Over the past five years, the average price paid by homemovers has grown by 41 per cent to £84,869, from £206,122 in 2012 to £290,9913 in June 2017.
In London, the average homemover price has grown by 56 per cent since June 2012 to £561,032, the highest in the UK. The average homemover price in the capital is 41 per cent or £163,579 higher even than the South East which is the second most expensive.
Northern Ireland has lowest average price of £165,404.
The average deposit put down by a homemover has increased by 40 per cent in the past five years, from £68,663 in 2012 to £96,109 in 2017. Not surprisingly Londoners put down the largest deposit towards the purchase of their next home; £188,916 - four times higher than the average homemover deposit of £48,080 in Northern Ireland, the lowest.
Meanwhile transactions in July - one month more recent than the Lloyds data - topped 100,000 according to HM Revenue & Customs. This figure is slightly higher than July last year but lower than the same month in the previous two years.

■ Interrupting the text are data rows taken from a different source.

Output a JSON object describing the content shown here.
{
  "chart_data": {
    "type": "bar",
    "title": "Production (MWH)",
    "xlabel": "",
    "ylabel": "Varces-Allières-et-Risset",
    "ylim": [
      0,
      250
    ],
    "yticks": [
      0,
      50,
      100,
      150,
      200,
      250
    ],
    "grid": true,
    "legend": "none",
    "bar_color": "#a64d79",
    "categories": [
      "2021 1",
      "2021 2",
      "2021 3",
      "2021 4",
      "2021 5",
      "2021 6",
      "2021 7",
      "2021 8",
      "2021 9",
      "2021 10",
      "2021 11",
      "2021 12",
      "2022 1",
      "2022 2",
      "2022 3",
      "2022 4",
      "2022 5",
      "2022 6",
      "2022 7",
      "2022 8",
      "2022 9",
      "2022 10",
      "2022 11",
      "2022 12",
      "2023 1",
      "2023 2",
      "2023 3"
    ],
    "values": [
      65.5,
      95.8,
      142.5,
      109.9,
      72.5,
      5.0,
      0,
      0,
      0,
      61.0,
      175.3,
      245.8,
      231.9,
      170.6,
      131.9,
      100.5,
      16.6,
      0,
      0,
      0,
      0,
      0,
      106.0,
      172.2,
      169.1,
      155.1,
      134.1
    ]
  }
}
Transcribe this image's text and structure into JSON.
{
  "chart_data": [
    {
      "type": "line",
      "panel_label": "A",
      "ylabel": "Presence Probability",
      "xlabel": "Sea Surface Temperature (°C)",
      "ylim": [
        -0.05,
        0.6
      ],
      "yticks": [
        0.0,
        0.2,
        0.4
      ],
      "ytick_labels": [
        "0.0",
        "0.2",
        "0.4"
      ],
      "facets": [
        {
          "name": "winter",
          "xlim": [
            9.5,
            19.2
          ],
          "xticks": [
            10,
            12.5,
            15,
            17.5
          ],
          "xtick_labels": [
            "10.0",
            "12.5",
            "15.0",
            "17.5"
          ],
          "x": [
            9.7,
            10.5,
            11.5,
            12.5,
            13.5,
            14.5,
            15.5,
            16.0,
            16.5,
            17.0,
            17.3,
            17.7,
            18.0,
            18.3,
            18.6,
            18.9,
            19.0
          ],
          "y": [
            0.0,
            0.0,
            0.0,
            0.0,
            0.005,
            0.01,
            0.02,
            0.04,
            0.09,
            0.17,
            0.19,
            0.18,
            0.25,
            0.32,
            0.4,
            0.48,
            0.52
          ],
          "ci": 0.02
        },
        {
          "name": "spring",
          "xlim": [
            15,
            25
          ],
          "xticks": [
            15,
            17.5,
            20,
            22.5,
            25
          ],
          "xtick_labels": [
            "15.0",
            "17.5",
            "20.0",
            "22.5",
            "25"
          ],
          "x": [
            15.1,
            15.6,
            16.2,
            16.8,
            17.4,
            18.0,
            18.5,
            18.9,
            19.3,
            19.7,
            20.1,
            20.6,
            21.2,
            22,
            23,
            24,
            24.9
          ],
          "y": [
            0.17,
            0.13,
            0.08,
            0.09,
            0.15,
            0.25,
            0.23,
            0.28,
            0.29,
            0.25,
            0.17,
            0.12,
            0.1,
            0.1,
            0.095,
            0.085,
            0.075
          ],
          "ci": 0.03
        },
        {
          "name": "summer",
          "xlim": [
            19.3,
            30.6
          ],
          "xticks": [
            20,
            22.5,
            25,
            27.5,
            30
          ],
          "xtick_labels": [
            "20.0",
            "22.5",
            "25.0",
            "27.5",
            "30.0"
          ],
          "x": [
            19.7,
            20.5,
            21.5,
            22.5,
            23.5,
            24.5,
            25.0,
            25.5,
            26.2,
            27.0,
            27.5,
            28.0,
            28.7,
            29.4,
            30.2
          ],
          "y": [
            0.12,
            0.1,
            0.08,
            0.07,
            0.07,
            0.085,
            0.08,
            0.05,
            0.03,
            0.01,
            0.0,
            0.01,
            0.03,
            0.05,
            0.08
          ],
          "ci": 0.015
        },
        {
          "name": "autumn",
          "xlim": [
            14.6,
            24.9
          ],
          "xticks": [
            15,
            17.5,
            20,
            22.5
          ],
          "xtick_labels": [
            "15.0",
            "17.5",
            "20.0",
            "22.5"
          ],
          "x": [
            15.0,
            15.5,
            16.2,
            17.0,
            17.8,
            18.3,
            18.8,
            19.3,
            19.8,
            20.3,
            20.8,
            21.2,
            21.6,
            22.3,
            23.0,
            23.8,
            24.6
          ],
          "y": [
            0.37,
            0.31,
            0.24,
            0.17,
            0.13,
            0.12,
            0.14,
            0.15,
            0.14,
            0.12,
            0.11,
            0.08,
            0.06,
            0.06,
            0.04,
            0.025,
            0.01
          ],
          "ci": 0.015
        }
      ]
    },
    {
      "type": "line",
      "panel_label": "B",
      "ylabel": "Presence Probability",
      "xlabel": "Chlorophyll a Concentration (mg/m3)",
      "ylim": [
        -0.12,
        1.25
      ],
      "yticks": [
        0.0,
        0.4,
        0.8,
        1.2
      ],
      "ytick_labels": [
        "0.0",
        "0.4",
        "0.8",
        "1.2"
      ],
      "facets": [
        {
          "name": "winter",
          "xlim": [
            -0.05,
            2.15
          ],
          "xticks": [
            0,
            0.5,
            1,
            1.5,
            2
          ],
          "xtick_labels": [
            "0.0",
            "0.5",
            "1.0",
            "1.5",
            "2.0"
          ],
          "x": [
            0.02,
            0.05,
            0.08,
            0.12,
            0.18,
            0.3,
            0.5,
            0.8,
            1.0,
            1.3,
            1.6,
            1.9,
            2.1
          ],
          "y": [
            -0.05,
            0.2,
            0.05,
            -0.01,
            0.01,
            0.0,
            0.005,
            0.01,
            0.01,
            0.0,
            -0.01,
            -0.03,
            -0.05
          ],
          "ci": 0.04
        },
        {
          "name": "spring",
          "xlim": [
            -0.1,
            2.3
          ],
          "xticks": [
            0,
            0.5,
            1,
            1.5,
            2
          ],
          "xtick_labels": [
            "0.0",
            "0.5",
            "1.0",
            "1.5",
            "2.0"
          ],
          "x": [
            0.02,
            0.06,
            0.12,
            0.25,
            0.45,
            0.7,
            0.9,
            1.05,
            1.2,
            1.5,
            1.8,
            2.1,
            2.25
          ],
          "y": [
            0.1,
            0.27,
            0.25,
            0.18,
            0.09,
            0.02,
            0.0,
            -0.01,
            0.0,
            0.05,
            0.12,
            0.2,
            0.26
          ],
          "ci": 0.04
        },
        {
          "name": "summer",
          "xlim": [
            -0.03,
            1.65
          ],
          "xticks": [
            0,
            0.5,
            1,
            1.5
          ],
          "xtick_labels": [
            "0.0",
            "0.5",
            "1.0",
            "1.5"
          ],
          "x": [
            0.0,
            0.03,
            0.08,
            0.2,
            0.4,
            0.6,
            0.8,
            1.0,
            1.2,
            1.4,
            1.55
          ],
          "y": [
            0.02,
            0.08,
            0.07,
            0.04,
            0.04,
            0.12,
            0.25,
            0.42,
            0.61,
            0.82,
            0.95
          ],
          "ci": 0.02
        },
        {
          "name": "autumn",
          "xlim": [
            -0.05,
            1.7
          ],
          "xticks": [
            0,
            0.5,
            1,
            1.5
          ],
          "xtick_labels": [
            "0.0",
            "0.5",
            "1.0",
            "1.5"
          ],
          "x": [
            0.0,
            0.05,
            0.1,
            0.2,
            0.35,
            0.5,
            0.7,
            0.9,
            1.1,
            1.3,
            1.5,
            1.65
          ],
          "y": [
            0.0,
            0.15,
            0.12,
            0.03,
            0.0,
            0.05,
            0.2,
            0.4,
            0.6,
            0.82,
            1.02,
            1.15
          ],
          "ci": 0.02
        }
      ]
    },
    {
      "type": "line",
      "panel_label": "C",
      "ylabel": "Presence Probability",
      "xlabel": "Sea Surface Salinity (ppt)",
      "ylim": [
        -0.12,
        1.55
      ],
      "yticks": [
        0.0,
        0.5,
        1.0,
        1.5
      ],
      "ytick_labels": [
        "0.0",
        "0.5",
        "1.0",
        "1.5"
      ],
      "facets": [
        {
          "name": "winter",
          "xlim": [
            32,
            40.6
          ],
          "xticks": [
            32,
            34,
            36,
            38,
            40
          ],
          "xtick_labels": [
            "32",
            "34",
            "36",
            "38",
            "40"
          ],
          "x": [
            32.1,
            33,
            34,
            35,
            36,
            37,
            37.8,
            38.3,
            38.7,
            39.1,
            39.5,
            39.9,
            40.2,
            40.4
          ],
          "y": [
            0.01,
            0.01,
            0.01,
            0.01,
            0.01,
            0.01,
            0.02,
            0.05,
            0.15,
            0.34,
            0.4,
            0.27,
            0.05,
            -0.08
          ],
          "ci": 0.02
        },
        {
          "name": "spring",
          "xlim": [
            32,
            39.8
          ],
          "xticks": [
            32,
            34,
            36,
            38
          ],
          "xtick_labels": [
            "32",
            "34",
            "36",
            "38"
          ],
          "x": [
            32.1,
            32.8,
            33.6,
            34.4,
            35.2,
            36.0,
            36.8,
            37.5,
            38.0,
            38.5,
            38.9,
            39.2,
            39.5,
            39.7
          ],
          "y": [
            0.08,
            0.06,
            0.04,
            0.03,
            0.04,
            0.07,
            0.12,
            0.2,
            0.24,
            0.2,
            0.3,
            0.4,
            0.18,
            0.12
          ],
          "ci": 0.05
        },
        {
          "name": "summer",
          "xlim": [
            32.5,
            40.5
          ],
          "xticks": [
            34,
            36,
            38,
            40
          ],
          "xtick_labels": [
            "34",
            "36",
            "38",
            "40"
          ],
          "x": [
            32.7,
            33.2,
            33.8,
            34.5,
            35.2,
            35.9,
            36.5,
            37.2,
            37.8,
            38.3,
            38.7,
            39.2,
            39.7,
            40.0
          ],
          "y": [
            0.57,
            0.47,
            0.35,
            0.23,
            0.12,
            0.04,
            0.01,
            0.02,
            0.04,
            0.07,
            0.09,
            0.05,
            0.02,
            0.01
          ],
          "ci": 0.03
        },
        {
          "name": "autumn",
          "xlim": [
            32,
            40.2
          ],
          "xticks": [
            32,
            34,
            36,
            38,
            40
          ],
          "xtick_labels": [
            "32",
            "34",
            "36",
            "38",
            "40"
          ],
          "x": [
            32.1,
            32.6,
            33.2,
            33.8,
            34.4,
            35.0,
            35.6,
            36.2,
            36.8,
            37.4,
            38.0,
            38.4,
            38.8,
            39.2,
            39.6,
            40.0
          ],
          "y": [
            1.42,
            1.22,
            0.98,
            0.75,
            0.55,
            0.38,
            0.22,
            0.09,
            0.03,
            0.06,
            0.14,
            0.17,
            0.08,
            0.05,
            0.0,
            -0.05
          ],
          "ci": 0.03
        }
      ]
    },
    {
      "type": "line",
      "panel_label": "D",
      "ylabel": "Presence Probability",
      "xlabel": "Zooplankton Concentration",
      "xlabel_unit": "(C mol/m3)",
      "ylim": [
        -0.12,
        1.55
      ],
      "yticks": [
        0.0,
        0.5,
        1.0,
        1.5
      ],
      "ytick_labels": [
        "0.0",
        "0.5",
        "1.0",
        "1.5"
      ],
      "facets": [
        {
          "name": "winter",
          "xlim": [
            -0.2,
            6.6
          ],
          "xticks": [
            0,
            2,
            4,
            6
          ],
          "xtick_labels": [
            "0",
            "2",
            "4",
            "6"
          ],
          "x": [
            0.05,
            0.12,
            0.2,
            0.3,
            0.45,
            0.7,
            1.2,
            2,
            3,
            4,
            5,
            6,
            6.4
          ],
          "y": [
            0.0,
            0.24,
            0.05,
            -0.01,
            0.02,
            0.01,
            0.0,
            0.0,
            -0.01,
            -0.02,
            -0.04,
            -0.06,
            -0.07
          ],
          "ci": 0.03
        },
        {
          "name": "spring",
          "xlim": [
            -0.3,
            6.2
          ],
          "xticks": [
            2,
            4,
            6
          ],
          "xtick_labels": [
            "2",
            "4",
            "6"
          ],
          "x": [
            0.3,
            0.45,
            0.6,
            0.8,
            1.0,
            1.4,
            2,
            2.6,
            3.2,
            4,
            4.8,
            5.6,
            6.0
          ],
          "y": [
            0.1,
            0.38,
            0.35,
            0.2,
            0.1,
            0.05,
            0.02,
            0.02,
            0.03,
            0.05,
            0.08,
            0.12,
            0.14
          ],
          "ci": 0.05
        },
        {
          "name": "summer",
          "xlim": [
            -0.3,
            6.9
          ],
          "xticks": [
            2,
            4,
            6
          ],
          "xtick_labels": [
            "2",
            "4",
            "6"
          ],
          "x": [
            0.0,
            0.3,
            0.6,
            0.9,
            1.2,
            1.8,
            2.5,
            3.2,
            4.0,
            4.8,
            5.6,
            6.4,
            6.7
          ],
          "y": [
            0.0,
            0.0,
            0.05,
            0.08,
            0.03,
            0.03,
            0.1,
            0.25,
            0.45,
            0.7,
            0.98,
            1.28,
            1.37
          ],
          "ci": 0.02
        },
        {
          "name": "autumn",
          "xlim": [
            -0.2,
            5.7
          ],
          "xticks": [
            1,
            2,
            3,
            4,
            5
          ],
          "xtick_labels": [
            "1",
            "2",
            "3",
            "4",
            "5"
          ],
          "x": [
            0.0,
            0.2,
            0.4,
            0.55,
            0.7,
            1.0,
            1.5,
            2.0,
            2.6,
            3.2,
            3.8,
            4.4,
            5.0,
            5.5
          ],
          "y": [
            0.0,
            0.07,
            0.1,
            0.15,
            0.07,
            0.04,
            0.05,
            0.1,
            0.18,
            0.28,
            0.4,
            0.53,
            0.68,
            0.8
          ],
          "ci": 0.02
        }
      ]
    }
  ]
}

’Transaction numbers are important as they are a better indicator of the health of the housing market than other indices such as prices, which can boom and bust.
[These] figures compared with last year are misleading, however, because this time last year the market was in the doldrums following the imposition of the stamp duty surcharge” says Jeremy Leaf, north London estate agent and a former RICS residential chairman.
“The feeling persists that the market is lagging. The residential market remains subdued, with the lack of new homes coming onto the market weighing down on transaction volumes. Rising inflation is contributing to the sluggishness of the housing market, with households finding their incomes increasingly squeezed by rising costs” explains Shaun Church, director at mortgage broker Private Finance.